The Bulls have shown positive signs of progression after a slow start, bouncing back to win four out of five before this losing streak. But in their past four games, they’ve allowed at least 115 points in all of them, losing all by four points or fewer.

“I think we’ve just got to learn how to win,” forward Lauri Markkanen said.

The four-game losing streak comes at the same time LaVine is on an offensive roll, becoming the first Bull to have four consecutive 30-point games while shooting 50% or better from the floor since Michael Jordan did it in five straight games in 1996.

“You gotta learn how to win a basketball game when you’re up by 20,” LaVine said.

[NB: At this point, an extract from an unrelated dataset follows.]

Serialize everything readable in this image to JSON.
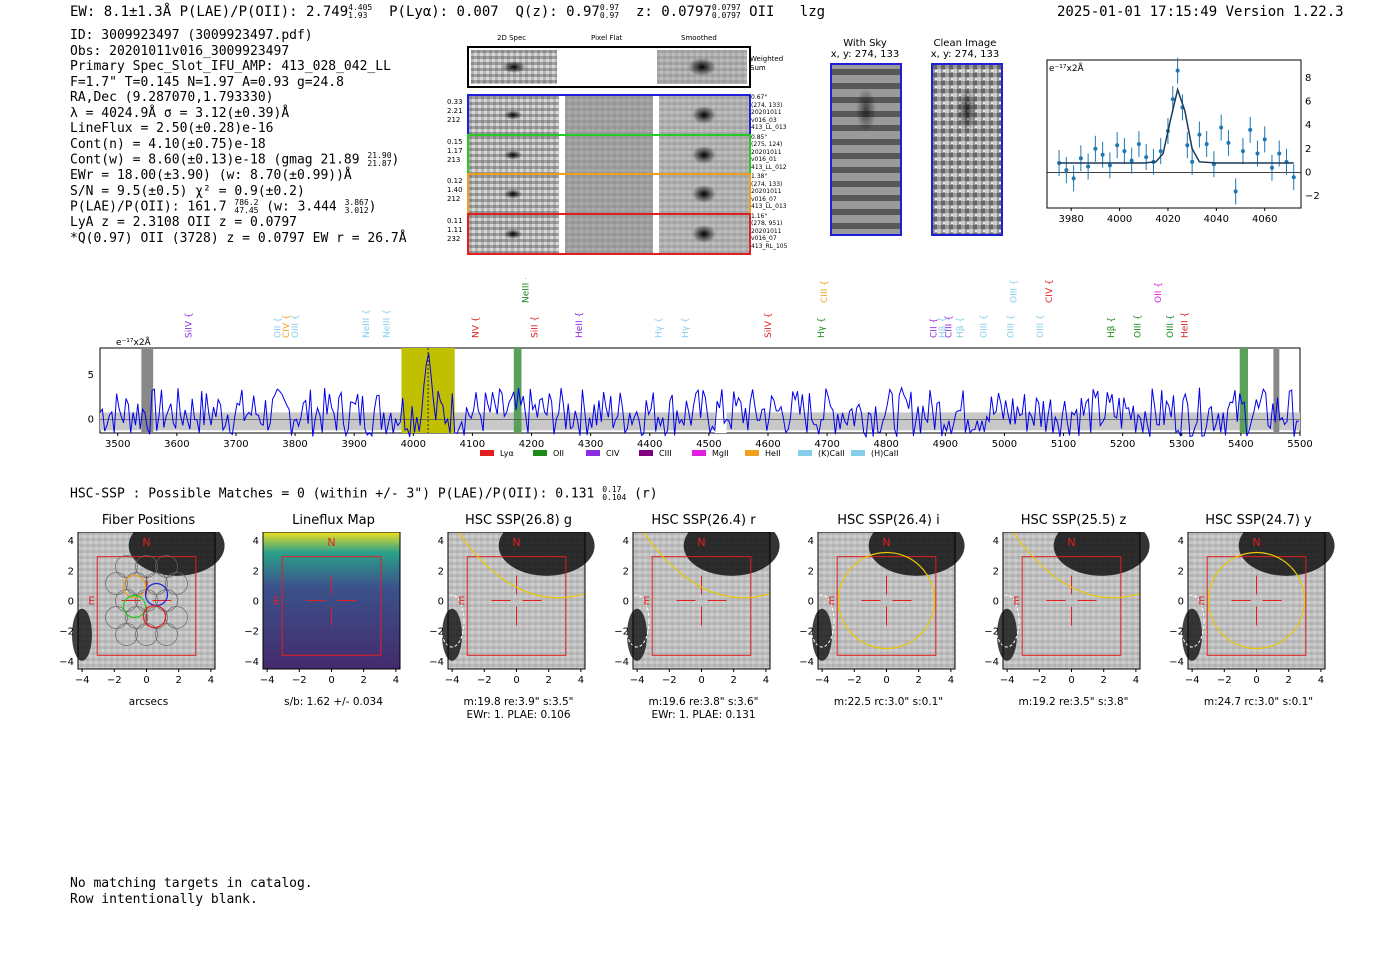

It wasn’t enough, though, to hold off the Thunder, who were sparked by a career-high 33 points by Shai Gilgeous-Alexander on impressive 13-of-19 shooting, plus 10 assists. Guard Lu Dort added 21, and he was a big part of the Bulls’ turnover issues, forcing six.

“It is really hard to win in this league if you don’t do three things: If you don’t win the free throw battle, the rebounding battle and the turnover battle, it’s really difficult,” Donovan said. “And for us, we’ve gotten destroyed in the turnover battle the whole entire year.”

The Bulls play at the Dallas Mavericks on Sunday.